I think that’s it it’s not reading it as a list because of the join etc. Quotes yes brackets no and remove the join. Then I BELIEVE it will see the data passed in as a LIST not a dict.
Card actions almost never support templating. You need to place your templated action in a script, then call that script from the card action.
Other issues:
All templates must be surrounded by quotes or be preceded by a multi-line quote indicator.
It’s not likely to be a big problem in this case where you are listing covers in a single room, but it is best practice to use a attribute to store a list. States are strings with a 255 character limit, so a long list of entity IDs may get truncated and break your action.
Attributes are currently only configurable via YAML.
This is how I would typically set it up, so the state returns a count of open windows and the attribute entity_id returns the entity ids (like it does for group helpers).
So what I currently have is two scripts for one room - one for open and one for close. What I’m trying to do is to be more dynamic. Is it possible to have one script and call it using parameters for the open/close operation and for the area? If so, how would the script look like and how would the call look like? I was searching for that but came accross different approaches and none of them worked for me. Also the sensor: Would it be possible to dynamically generate attributes for each area in one sensor and then fill those with the names of the window entities?

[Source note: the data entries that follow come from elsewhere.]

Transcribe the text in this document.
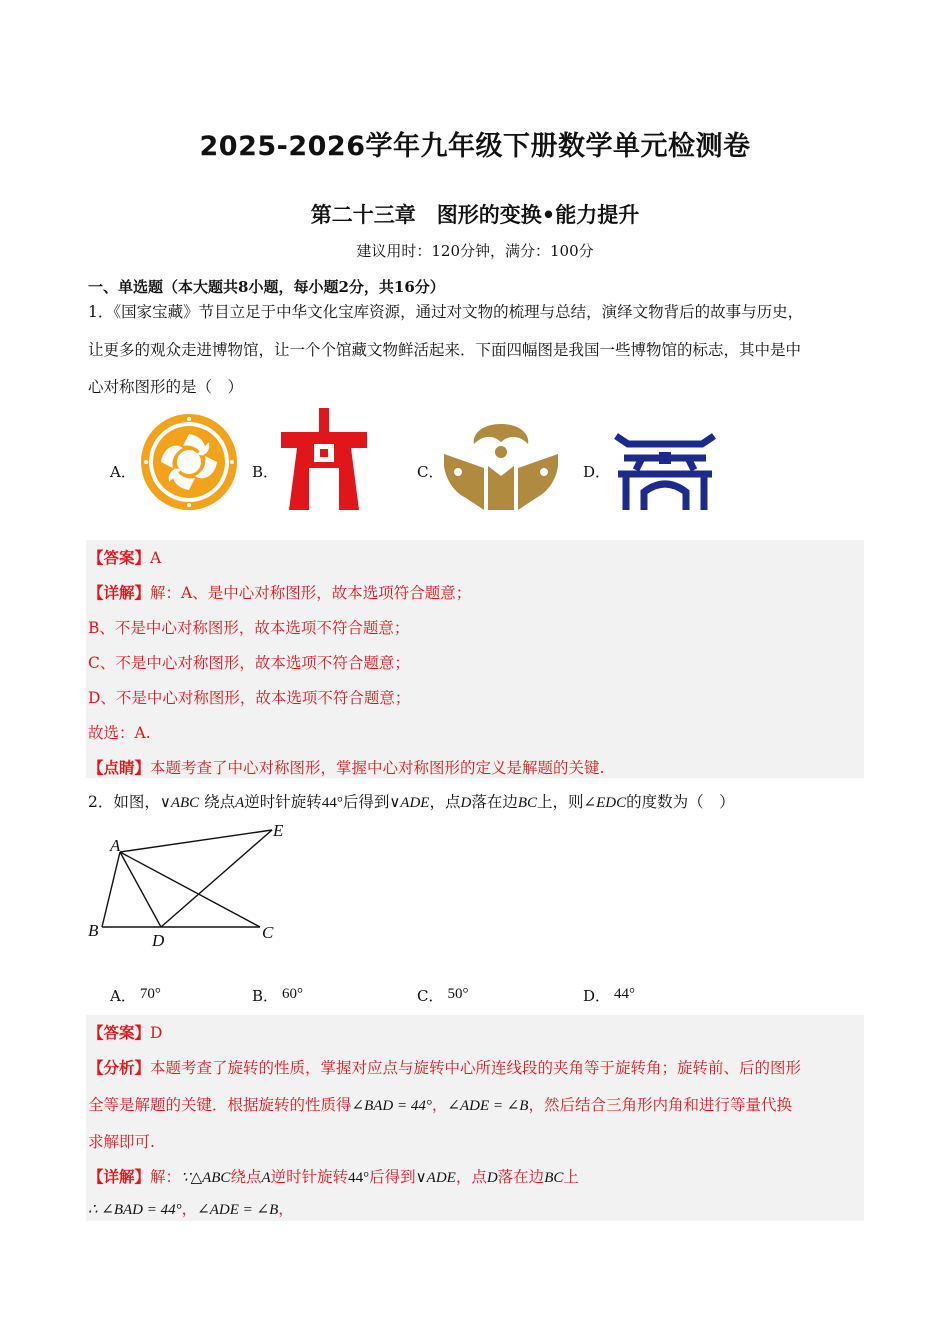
2025-2026学年九年级下册数学单元检测卷
第二十三章　图形的变换•能力提升
建议用时：120分钟，满分：100分
一、单选题（本大题共8小题，每小题2分，共16分）
1．《国家宝藏》节目立足于中华文化宝库资源，通过对文物的梳理与总结，演绎文物背后的故事与历史，
让更多的观众走进博物馆，让一个个馆藏文物鲜活起来．下面四幅图是我国一些博物馆的标志，其中是中
心对称图形的是（　）
A．	B．	C．	D．
【答案】A
【详解】解：A、是中心对称图形，故本选项符合题意；
B、不是中心对称图形，故本选项不符合题意；
C、不是中心对称图形，故本选项不符合题意；
D、不是中心对称图形，故本选项不符合题意；
故选：A.
【点睛】本题考查了中心对称图形，掌握中心对称图形的定义是解题的关键.
2．如图，∨ABC 绕点A逆时针旋转44°后得到∨ADE，点D落在边BC上，则∠EDC的度数为（　）
A
E
B
D	C
A． 70°	B． 60°	C． 50°	D． 44°
【答案】D
【分析】本题考查了旋转的性质，掌握对应点与旋转中心所连线段的夹角等于旋转角；旋转前、后的图形
全等是解题的关键．根据旋转的性质得∠BAD = 44°，∠ADE = ∠B，然后结合三角形内角和进行等量代换
求解即可.
【详解】解：∵△ABC绕点A逆时针旋转44°后得到∨ADE，点D落在边BC上
∴ ∠BAD = 44°，∠ADE = ∠B，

Yes, but you will have to tell us how you plan on handling the Area part. Will the sensors follow a specific ID convention that contains the Area? Will you assign the sensor to the Area or give them a label? Basically, we need to know how the sensor will be linked to the area so we can construct a template that leverages that link to get the sensor’s entity ID.
alias: fenster-control
description: ""
fields:
target_area:
name: Area
description: The Area with the windows you want to control
example: Buro
selector:
area:
multiple: false
entity:
domain: cover
action:
name: Cover Action
description: The window cover action you want to perform
example: open
selector:
select:
options:
- open
- close
sequence:
- action: cover.{{action}}_cover
target:
entity_id: |
{# For this example I'm assuming you are using a strict ID convention for your sensors #}
{% set entity = 'sensor.fenster_' ~ target_area|slugify %}
{{ state_attr(entity, 'entity_id') }}
data: {}
Then, instead of calling a toggle action in your card, call the script directly as a service with the appropriate service data.